Even after Klebold and Harris had committed suicide, help stayed rooted cautiously on the outside, as Dave Sanders lay dying inside Science Room No. 3.
Erin says that she and other students stayed in the room for about four hours: "He [Dave Sanders] was bleeding the entire time."
"I tried to encourage him," says Long. "I said, 'Dave, you're going to be fine. We're going to get you some help.'"
The students snapped legs off a table and built a makeshift gurney to carry their teacher out. That's when a SWAT team finally arrived.
"They told us that they wanted all the healthy people out first," recalls Erin, who says she believes that Sanders was alive when she left. "They wouldn't let us use it."
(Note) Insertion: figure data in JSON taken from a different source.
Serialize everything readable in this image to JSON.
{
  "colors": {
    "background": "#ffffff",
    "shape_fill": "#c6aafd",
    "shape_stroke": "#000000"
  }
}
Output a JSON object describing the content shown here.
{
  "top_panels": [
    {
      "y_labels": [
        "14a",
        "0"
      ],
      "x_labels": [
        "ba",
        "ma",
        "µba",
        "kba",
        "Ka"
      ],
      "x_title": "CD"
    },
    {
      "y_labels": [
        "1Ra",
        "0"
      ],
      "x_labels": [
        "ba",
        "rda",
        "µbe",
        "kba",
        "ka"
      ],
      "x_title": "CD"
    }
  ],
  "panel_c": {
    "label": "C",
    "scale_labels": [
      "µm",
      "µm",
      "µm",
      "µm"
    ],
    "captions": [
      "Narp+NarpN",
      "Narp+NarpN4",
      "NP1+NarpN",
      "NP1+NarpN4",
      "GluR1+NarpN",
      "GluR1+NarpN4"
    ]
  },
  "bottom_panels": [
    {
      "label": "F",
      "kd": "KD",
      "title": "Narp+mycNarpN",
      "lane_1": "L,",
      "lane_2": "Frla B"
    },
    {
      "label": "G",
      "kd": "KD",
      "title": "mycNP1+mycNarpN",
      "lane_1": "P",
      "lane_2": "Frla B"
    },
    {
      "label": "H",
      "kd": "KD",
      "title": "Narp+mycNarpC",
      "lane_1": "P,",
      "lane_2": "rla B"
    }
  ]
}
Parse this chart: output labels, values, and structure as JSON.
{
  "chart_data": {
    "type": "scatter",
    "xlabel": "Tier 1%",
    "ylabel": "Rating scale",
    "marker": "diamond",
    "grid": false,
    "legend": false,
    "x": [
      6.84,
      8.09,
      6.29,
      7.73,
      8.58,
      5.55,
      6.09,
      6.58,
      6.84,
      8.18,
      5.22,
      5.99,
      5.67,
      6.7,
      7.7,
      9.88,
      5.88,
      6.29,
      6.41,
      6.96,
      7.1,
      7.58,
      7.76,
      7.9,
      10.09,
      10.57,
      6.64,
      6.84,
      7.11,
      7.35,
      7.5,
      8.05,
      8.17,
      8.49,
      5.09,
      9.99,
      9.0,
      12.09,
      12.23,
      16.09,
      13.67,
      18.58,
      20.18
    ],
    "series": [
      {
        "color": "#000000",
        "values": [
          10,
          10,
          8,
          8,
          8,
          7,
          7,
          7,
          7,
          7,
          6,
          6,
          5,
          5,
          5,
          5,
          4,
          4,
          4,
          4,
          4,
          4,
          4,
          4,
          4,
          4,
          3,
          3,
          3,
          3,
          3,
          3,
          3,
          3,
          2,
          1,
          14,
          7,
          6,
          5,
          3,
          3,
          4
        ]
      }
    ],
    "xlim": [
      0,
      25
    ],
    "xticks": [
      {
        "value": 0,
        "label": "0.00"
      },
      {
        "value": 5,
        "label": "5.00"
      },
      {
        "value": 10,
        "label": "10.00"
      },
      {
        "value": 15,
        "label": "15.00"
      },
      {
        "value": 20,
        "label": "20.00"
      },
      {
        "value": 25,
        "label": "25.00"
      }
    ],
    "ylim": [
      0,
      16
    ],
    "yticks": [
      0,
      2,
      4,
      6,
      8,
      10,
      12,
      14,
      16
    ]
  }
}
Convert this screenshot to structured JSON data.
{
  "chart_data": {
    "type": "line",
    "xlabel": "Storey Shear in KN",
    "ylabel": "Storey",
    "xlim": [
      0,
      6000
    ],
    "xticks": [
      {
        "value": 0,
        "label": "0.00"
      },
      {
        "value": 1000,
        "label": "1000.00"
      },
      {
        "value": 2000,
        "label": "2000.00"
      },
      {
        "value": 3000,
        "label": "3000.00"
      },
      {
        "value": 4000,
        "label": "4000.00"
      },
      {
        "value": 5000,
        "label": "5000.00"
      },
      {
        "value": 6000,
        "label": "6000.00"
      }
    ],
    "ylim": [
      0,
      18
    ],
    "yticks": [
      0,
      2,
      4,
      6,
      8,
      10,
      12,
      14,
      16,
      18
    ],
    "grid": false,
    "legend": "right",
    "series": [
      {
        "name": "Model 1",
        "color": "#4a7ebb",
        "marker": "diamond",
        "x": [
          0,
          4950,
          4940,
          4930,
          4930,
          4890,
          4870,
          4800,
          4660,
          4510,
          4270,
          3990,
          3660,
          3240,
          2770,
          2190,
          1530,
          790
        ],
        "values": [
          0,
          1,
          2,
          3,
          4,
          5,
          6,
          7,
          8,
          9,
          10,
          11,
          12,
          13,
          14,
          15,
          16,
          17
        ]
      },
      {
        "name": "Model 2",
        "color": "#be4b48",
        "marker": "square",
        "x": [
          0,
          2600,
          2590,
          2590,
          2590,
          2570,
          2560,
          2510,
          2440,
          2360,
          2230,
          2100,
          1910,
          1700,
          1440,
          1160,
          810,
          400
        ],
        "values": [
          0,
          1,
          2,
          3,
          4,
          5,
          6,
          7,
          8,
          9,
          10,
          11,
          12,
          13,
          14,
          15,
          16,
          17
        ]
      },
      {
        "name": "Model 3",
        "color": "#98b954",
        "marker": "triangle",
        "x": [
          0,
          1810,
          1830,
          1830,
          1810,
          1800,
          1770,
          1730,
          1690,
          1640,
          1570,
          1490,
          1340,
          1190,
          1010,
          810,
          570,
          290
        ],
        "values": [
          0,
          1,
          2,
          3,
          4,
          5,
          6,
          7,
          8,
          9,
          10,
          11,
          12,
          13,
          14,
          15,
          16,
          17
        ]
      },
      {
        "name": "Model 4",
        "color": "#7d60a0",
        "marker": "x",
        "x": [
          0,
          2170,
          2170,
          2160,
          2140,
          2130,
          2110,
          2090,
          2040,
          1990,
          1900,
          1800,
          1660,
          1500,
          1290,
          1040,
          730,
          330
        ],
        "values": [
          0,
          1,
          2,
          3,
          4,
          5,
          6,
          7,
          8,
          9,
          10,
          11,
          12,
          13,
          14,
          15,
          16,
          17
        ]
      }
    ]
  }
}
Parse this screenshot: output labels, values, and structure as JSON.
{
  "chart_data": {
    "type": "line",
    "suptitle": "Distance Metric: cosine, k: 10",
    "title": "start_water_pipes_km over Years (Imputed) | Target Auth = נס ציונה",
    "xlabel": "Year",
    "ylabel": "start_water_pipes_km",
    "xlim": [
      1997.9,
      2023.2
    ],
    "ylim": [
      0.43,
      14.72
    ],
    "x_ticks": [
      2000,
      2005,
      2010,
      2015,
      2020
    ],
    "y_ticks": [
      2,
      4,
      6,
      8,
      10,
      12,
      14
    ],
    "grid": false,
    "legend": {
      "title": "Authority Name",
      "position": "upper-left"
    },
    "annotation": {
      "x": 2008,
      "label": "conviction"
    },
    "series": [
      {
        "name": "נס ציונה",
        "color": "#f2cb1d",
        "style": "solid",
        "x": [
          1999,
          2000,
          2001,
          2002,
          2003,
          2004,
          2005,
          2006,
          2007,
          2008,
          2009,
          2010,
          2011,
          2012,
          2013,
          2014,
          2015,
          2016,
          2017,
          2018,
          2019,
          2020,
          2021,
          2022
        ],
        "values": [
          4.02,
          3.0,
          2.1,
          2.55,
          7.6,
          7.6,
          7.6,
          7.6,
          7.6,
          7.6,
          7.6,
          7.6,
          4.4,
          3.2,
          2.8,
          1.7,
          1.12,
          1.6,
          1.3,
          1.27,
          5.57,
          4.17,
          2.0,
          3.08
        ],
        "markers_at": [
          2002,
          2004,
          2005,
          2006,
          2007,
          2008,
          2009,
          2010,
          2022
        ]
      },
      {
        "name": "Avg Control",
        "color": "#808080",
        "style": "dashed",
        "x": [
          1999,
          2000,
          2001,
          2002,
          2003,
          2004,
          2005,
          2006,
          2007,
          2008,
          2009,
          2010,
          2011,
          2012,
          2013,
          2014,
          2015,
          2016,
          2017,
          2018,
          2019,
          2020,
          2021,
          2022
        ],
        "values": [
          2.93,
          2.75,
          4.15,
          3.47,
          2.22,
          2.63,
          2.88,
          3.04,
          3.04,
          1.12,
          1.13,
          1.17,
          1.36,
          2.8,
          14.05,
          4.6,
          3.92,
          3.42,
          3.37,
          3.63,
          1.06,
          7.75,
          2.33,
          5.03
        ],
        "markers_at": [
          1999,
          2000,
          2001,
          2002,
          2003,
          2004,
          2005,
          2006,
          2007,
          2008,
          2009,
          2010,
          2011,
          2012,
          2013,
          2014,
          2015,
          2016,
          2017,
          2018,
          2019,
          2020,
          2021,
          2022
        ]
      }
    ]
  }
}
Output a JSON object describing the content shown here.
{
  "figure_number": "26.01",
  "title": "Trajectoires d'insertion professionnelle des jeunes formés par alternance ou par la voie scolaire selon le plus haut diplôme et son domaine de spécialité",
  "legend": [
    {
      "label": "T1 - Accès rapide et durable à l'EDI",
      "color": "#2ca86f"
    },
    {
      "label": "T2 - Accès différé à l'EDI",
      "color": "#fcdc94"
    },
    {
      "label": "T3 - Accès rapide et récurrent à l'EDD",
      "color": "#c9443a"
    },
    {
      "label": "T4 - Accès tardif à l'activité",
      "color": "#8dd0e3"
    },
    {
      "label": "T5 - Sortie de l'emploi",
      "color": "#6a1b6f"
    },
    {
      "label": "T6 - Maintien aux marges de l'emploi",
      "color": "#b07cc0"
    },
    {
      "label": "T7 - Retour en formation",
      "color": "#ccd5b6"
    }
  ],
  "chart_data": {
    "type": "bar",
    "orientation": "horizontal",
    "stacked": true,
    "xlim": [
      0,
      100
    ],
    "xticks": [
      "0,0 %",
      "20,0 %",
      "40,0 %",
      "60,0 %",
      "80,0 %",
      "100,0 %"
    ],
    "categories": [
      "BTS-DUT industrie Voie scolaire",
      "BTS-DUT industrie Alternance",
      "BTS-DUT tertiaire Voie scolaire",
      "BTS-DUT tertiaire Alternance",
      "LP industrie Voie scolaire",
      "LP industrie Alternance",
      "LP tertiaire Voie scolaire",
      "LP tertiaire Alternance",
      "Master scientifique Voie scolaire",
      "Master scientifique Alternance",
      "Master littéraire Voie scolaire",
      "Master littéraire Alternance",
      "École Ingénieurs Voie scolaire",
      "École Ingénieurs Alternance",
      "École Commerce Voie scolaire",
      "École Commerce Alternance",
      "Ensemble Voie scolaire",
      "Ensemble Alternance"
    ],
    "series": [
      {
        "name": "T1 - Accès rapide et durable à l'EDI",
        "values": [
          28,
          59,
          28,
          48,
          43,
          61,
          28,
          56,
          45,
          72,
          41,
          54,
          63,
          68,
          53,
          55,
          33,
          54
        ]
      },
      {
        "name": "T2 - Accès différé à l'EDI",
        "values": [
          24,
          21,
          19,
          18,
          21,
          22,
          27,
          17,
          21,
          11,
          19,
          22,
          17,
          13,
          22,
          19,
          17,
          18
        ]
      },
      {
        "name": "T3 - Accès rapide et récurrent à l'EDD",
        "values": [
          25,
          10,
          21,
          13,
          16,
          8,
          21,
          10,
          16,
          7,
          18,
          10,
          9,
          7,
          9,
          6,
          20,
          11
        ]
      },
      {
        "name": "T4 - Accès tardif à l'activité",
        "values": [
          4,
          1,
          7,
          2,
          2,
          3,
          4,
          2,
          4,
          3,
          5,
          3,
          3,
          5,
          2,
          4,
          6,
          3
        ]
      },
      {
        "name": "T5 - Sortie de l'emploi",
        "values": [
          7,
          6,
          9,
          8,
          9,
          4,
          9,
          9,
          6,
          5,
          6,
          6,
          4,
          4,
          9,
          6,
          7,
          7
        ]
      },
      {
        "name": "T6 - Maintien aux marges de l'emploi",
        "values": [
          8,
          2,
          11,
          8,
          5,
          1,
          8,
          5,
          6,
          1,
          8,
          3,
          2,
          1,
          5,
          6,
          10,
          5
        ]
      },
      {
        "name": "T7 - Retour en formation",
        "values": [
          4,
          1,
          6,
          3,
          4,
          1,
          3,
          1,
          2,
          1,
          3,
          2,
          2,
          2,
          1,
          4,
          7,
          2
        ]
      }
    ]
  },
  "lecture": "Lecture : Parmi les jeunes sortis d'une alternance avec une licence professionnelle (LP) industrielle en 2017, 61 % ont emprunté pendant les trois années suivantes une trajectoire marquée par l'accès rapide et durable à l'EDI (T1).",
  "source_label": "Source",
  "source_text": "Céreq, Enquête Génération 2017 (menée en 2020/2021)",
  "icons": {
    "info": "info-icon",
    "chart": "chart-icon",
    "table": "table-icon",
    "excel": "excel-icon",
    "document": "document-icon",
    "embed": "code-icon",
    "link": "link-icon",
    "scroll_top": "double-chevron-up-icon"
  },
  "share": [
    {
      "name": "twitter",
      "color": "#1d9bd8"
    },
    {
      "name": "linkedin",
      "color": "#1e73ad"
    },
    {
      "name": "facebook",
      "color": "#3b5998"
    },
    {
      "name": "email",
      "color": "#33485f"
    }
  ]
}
"In reality, they forgot about him. He was still lying in the school," says Sanders' daughter, Angela. "He turned into a piece of evidence," says her sister, Connie.
"I think that was the biggest tragedy of Columbine High School," says Long. "You know, there were 23 miracles -- 23 kids that were shot and all survived. Dave could have been one of those miracles if he would have had treatment."
"His last words were probably the most thoughtful of all. He said, 'Tell my girls I love 'em.' And the neat thing is that could have been us," says Connie. "That could have been his softball team. That could have been our mom. Everybody was included in those last words."
Angela Sanders would sue the Jefferson County Sheriff's Department. Of all the lawsuits against local law enforcement, it would be the only one not dismissed.
"Eric and Dylan caused my dad's injuries, but the lack of response from the police department is ultimately what killed him, what caused him to die," says Angela, who eventually settled her lawsuit for $1.5 million.
The judge would also write that: "Police showed a deliberate indifference towards Dave Sanders' plight."
The Jefferson county police have since revised their tactics to immediately enter a school in the event of a shooting.
"And I think law enforcement has learned through this," says Angela. "I really think a lot of lessons have been learned through all this. And once again, Dad is the teacher."
It's peaceful now in the hallways of Columbine. Signs of spirit and renewal are everywhere. But things will never be the same. Every day, a police officer is on duty. And just a short walk from where Sanders was shot, a ballfield has been named for this coach and teacher, so no one will ever forget his endless capacity to help kids -- and what went so horribly wrong five years ago.
"Someone once said, 'When will it be back to normal at Columbine?'" says DeAngelis. "It will never be back to normal. What happened April 20 will be with us for the rest of our lives."
"It's been five years," says Sander's daughter, Connie. "And we still think about it at least once every day."
Next Tuesday, Columbine High plans to mark the fifth anniversary of the attack quietly – no school, and a ceremony of remembrance at a nearby park.